Final Perspective Drawing
While working on this project, I’ve learned that keeping a one point perspective while drawing is difficult and very important. While I was drawing this, I constantly messed up because the perspective of the drawing varied each time I added a new object to the picture. Some orthagonal lines were not connected to the center and some horizontal lines were at a slope. In order for the picture to look right, each object had to have correct, straight lines and each object had to have correct visual representations because everything was in a different place in relation to the center point. By learning this, it made my drawing to turn out better. If each object had lines that weren't straight, the drawing would look crooked and as if multiple people were looking at it from multiple angles. This would defeat the purpose of the drawing being from a one point perspective.

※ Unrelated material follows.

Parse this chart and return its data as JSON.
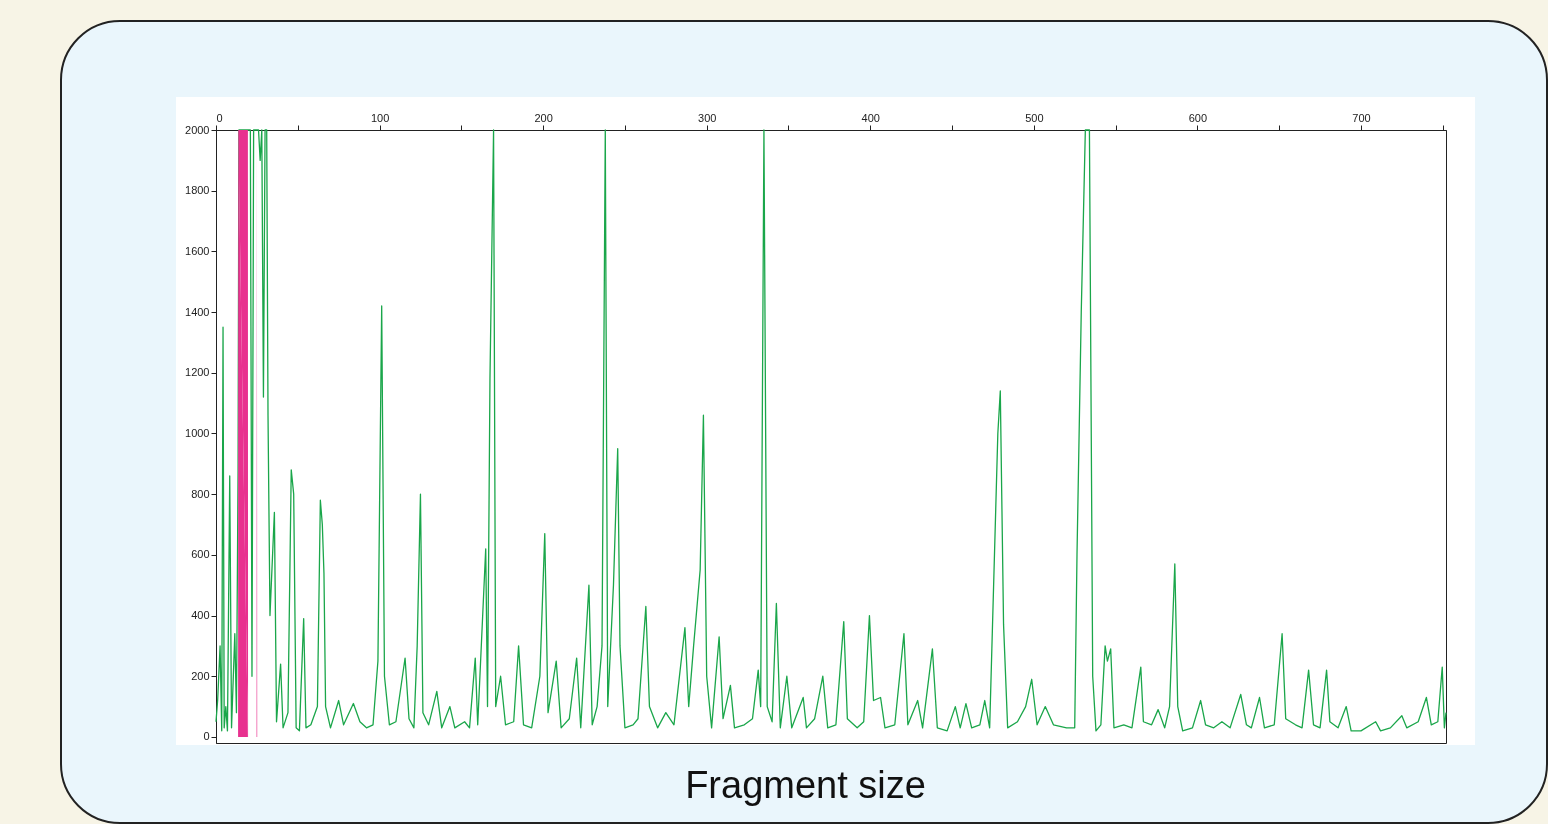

If I had to redo this assignment, I would definitely focus more on how it looked. Some objects weren’t drawn to scale, now that I look at it, and I think I spent too much time on things of a lesser importance. I wouldn’t focus so much on the details as I had tried to do this time because I feel as though the perspective should be most important. After I get the perspective right, the details would just fall into place. If I had to give advice to someone who hadn't done this project before, I would say that they should use their eyes to most determine the way the drawing should look. Your eyes are the best way of making the drawing look the proper perspective and the best in relation to how the room actually looks.
The resources that helped me the most are my eyes and the ruler. My eyes helped me because I had to determine how the room looked, how to represent it on paper properly, and how to make sure that the perspective was mostly correct. The ruler helped me take what I was looking at and draw it. It helped me make straight lines, proper scales and neat objects.